Back to All Events

“Dangerous Knowledge”: Entrepreneurialism in academia, a book launch and discussion

  • King's College, Cambridge (map)

“Dangerous Knowledge”: Entrepreneurialism in academia, a book launch and discussion

Come along to celebrate the book launch of ‘ The Routledge International Handbook of Sensory Criminology’ through conversation with its contributors for discussions on prison reform, de-colonising justice, the sensory violence of war, and how we can bridge academic thought to entrepreneurship.

Speaker Bios:

Jason Warr is an Associate Professor in Criminology, University of Nottingham with research interests in penology, sociology of power, narrative and sensory criminology, and the philosophy of science. His most recent book is concerned with forensic psychologists employed within the prisons of England and Wales: Forensic Psychologists: Prisons, Power, and Vulnerability.

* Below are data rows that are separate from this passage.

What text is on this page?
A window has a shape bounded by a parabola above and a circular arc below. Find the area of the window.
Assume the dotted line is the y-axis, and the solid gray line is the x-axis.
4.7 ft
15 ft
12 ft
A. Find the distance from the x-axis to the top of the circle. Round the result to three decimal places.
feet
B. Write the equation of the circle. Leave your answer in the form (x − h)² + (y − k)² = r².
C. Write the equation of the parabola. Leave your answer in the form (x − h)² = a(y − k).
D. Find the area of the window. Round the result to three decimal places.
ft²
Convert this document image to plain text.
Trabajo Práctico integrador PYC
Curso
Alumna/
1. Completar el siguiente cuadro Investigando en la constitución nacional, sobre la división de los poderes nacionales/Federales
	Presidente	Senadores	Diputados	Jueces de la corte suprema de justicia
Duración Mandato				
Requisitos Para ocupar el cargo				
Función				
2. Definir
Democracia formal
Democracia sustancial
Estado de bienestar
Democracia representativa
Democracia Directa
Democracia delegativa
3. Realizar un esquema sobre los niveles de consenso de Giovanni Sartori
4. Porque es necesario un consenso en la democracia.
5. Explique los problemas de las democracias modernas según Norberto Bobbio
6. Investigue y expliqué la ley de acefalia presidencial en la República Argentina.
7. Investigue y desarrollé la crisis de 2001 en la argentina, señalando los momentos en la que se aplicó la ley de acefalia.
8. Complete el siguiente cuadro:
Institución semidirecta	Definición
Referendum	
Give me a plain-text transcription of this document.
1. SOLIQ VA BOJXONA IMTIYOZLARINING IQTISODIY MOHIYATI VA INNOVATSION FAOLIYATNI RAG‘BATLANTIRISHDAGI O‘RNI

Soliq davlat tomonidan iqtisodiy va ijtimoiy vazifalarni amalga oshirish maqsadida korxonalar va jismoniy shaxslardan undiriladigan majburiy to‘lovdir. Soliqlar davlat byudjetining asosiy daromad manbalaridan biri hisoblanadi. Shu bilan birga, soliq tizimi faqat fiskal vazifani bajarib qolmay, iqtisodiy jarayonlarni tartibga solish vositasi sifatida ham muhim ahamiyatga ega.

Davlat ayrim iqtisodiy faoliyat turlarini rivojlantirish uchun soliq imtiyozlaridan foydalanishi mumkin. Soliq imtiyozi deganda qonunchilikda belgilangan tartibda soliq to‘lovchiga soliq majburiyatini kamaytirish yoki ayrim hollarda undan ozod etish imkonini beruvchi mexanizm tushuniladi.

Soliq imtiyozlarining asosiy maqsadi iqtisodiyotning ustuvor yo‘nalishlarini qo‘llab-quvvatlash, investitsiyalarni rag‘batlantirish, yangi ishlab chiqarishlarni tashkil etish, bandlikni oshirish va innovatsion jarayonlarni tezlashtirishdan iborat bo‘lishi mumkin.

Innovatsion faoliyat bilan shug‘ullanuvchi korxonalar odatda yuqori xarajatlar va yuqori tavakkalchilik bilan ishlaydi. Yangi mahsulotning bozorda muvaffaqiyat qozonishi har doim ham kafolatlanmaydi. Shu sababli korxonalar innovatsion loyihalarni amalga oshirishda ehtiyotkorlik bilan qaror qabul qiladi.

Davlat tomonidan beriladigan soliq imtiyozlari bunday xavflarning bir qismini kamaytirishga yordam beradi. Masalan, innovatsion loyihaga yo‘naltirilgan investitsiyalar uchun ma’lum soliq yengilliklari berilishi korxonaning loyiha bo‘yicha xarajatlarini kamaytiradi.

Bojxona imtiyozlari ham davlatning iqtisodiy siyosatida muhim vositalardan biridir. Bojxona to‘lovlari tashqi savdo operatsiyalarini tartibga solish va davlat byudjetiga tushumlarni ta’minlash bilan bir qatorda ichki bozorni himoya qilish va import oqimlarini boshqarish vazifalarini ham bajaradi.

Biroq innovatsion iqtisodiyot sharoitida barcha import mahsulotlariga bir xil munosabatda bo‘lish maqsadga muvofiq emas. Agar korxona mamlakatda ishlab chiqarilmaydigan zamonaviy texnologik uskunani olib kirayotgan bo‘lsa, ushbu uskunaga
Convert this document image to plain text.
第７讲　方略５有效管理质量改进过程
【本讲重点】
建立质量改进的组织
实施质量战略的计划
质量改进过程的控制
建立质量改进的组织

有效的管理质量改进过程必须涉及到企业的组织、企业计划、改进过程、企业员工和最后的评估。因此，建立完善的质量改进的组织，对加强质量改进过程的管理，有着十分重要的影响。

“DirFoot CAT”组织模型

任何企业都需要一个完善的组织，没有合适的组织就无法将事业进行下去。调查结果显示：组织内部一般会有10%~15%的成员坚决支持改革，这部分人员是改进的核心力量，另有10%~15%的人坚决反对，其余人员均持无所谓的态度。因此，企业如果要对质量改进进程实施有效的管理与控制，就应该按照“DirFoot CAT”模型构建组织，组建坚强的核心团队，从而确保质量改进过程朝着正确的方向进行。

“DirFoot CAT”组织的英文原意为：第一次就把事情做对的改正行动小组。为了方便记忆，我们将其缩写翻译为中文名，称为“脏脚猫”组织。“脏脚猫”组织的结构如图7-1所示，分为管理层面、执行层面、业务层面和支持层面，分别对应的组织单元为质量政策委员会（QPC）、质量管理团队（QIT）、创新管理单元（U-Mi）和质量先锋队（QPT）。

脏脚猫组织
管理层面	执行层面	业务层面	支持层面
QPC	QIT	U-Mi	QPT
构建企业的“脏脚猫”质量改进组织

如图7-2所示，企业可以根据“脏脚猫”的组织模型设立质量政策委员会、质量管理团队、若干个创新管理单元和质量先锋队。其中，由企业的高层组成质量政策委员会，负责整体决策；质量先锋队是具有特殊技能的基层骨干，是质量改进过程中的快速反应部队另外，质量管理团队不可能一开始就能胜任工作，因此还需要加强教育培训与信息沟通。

Barbara Becnel: Scholar, social justice activist, and author Barbara Becnel has more than 20 years of working for prison reform in the state of California, while writing nine award-winning non-fiction books on street gang culture, as well as over one-hundred journal, magazine, and newspaper articles.  From leading an international media campaign aimed at preventing the judicial execution of reformed Crips gang co-founder and Nobel Peace Prize nominee Stanley Williams, to organising an ‘Occupy San Quentin’ rally attended by hundreds in front of the state prison that houses California’s death chamber, she has often shown inspiring leadership and tenacity. Recently, she was appointed to an Expert Steering Group for tackling racial harassment in Scottish education. She also participated in a Steering Group focusing on the development of anti-racist curriculum for Scotland’s universities and colleges. Building on her MSc in Social Justice and Community Action (With Distinction) awarded by the University of Edinburgh, Barbara returned there to earn a PhD in social justice and criminology. Her thesis explored how death row became a symbol of heroism for America’s street-gang generation. Integral to this was her collaboration with three former-though-imprisoned South Central Los Angeles gang members who were co-researchers on the project.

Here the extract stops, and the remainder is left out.